Search code examples
pythonnlpprofanity

What’s a good Python profanity filter library?


Like https://stackoverflow.com/questions/1521646/best-profanity-filter, but for Python — and I’m looking for libraries I can run and control myself locally, as opposed to web services.

(And whilst it’s always great to hear your fundamental objections of principle to profanity filtering, I’m not specifically looking for them here. I know profanity filtering can’t pick up every hurtful thing being said. I know swearing, in the grand scheme of things, isn’t a particularly big issue. I know you need some human input to deal with issues of content. I’d just like to find a good library, and see what use I can make of it.)


Solution

  • I didn't found any Python profanity library, so I made one myself.

    Parameters


    filterlist

    A list of regular expressions that match a forbidden word. Please do not use \b, it will be inserted depending on inside_words.

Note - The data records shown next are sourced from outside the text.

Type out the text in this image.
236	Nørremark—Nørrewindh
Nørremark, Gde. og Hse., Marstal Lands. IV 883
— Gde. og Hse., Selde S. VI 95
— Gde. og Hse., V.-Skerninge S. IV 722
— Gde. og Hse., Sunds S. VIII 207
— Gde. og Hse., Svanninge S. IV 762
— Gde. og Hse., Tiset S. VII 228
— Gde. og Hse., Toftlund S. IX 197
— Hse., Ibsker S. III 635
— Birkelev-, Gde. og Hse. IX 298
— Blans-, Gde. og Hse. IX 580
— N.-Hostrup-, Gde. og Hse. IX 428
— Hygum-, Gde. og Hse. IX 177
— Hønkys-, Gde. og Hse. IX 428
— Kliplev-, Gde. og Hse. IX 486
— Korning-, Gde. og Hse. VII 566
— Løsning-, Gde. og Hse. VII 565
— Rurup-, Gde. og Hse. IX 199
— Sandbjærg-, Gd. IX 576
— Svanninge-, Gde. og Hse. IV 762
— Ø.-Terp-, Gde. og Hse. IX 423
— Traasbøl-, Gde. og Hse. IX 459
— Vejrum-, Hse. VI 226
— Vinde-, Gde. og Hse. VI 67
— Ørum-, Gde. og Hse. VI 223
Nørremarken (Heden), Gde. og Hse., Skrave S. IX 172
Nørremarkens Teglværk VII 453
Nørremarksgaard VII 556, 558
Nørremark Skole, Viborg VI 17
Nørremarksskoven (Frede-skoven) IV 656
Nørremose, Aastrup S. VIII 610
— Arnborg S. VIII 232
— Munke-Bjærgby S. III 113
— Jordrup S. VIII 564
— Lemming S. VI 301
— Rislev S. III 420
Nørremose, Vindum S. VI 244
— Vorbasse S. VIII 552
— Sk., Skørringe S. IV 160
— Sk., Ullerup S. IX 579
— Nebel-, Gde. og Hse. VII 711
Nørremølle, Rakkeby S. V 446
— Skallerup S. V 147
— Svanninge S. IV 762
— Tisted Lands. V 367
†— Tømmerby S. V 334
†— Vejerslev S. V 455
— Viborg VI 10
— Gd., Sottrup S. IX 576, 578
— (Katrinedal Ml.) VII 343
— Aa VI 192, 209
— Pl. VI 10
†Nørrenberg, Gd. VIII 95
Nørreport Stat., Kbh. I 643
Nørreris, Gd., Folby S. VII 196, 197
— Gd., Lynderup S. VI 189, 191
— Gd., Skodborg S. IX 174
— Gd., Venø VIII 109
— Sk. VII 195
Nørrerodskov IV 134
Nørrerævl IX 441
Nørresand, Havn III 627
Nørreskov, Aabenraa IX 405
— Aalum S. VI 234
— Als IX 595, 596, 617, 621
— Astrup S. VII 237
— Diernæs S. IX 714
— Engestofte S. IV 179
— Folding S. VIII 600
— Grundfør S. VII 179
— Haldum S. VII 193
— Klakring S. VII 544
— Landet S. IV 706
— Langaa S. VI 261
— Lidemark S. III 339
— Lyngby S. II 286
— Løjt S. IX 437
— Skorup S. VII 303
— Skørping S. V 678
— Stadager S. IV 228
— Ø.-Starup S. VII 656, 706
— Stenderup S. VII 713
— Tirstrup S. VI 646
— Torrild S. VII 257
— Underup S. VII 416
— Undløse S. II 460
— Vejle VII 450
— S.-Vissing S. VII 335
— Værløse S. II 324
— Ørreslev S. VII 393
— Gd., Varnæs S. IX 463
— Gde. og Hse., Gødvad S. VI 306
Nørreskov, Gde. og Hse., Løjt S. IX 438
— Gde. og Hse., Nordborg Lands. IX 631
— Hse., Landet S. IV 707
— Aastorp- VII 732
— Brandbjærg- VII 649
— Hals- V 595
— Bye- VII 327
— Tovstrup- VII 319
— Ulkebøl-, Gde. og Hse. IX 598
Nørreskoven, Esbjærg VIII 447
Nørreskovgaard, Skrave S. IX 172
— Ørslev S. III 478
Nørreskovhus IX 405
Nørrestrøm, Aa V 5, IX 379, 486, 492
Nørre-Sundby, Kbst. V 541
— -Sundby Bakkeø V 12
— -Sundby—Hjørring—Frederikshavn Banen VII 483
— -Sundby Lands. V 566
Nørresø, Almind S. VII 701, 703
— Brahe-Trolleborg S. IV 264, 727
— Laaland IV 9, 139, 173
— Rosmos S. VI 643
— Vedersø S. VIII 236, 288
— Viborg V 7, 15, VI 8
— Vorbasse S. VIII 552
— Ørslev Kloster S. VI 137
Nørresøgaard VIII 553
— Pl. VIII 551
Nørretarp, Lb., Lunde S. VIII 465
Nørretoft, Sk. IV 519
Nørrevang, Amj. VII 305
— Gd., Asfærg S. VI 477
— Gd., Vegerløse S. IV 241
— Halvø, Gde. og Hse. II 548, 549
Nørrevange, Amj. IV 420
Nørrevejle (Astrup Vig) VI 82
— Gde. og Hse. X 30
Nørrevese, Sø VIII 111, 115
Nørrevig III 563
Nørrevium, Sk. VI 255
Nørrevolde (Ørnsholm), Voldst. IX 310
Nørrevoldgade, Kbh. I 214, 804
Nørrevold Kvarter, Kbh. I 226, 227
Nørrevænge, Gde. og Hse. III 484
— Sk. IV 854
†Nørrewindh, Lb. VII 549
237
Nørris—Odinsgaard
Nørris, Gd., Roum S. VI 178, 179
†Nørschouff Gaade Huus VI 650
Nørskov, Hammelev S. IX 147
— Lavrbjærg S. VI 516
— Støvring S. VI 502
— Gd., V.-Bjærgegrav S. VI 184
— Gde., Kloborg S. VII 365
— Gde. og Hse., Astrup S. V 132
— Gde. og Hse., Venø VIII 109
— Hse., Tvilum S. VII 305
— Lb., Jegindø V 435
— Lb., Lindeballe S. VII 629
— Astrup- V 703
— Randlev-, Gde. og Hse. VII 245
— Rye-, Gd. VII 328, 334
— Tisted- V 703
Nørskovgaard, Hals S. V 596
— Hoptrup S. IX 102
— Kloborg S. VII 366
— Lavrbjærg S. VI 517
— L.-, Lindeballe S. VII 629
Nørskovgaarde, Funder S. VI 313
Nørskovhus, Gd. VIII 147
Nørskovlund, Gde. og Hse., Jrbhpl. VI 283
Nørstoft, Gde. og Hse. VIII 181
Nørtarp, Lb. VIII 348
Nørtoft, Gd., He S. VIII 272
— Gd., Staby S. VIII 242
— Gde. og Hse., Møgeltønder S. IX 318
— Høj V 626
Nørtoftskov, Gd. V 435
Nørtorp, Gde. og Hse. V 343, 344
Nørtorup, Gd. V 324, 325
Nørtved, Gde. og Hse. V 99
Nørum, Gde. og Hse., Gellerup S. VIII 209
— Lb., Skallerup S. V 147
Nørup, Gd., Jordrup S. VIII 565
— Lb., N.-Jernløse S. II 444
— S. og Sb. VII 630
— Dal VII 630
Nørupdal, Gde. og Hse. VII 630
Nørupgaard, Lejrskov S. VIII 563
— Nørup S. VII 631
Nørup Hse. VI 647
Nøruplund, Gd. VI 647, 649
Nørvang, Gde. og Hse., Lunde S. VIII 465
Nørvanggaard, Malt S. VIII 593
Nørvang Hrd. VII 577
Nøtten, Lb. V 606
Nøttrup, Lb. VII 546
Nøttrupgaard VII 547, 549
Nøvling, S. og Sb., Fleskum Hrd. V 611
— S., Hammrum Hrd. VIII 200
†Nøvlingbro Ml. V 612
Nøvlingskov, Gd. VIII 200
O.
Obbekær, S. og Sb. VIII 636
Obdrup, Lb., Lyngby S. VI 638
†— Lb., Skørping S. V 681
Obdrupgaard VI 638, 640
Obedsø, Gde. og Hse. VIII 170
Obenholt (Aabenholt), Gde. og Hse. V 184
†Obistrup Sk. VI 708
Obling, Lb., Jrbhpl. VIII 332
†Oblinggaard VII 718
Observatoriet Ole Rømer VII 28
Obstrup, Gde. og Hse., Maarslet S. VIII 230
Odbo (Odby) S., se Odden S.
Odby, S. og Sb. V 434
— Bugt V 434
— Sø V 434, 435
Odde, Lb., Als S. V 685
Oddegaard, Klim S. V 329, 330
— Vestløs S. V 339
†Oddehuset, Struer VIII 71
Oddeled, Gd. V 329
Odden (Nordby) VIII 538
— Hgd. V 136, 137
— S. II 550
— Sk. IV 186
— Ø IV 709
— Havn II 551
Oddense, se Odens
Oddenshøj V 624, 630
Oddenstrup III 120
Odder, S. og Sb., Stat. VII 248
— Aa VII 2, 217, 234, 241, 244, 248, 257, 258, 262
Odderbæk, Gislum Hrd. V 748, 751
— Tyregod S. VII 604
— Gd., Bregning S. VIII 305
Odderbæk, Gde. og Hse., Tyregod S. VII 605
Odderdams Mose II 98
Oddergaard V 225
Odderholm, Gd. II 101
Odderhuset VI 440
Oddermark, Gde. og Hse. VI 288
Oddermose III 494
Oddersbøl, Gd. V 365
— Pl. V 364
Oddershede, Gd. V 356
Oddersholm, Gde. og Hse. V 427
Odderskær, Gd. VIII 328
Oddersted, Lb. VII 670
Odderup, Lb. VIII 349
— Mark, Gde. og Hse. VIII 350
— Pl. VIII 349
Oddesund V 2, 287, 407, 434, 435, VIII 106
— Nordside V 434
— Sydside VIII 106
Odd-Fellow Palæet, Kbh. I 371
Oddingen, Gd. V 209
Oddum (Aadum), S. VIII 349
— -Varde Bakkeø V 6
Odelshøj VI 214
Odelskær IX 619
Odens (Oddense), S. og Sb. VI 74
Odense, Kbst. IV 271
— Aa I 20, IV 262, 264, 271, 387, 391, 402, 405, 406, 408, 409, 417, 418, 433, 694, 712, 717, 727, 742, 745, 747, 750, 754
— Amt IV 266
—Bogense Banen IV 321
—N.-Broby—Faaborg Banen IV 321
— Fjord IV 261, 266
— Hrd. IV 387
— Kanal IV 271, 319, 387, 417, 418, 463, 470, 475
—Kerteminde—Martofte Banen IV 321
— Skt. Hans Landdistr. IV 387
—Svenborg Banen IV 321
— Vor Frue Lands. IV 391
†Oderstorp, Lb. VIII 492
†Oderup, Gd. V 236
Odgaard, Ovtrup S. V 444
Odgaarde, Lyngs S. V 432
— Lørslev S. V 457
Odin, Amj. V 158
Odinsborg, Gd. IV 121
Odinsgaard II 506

    Example: ['bad', 'un\w+']

    ignore_case

    Default: True

    Self-explanatory.

    replacements

    Default: "$@%-?!"

    A string with characters from which the replacements strings will be randomly generated.

    Examples: "%&$?!" or "-" etc.

    complete

    Default: True

    Controls if the entire string will be replaced or if the first and last chars will be kept.

    inside_words

    Default: False

    Controls if words are searched inside other words too. Disabling this

    Module source


    (examples at the end)

    """
    Module that provides a class that filters profanities
    
    """
    
    __author__ = "leoluk"
    __version__ = '0.0.1'
    
    import random
    import re
    
    class ProfanitiesFilter(object):
        def __init__(self, filterlist, ignore_case=True, replacements="$@%-?!", 
                     complete=True, inside_words=False):
            """
            Inits the profanity filter.
    
            filterlist -- a list of regular expressions that
            matches words that are forbidden
            ignore_case -- ignore capitalization
            replacements -- string with characters to replace the forbidden word
            complete -- completely remove the word or keep the first and last char?
            inside_words -- search inside other words?
    
            """
    
            self.badwords = filterlist
            self.ignore_case = ignore_case
            self.replacements = replacements
            self.complete = complete
            self.inside_words = inside_words
    
        def _make_clean_word(self, length):
            """
            Generates a random replacement string of a given length
            using the chars in self.replacements.
    
            """
            return ''.join([random.choice(self.replacements) for i in
                      range(length)])
    
        def __replacer(self, match):
            value = match.group()
            if self.complete:
                return self._make_clean_word(len(value))
            else:
                return value[0]+self._make_clean_word(len(value)-2)+value[-1]
    
        def clean(self, text):
            """Cleans a string from profanity."""
    
            regexp_insidewords = {
                True: r'(%s)',
                False: r'\b(%s)\b',
                }
    
            regexp = (regexp_insidewords[self.inside_words] % 
                      '|'.join(self.badwords))
    
            r = re.compile(regexp, re.IGNORECASE if self.ignore_case else 0)
    
            return r.sub(self.__replacer, text)
    
    
    if __name__ == '__main__':
    
        f = ProfanitiesFilter(['bad', 'un\w+'], replacements="-")    
        example = "I am doing bad ungood badlike things."
    
        print f.clean(example)
        # Returns "I am doing --- ------ badlike things."
    
        f.inside_words = True    
        print f.clean(example)
        # Returns "I am doing --- ------ ---like things."
    
        f.complete = False    
        print f.clean(example)
        # Returns "I am doing b-d u----d b-dlike things."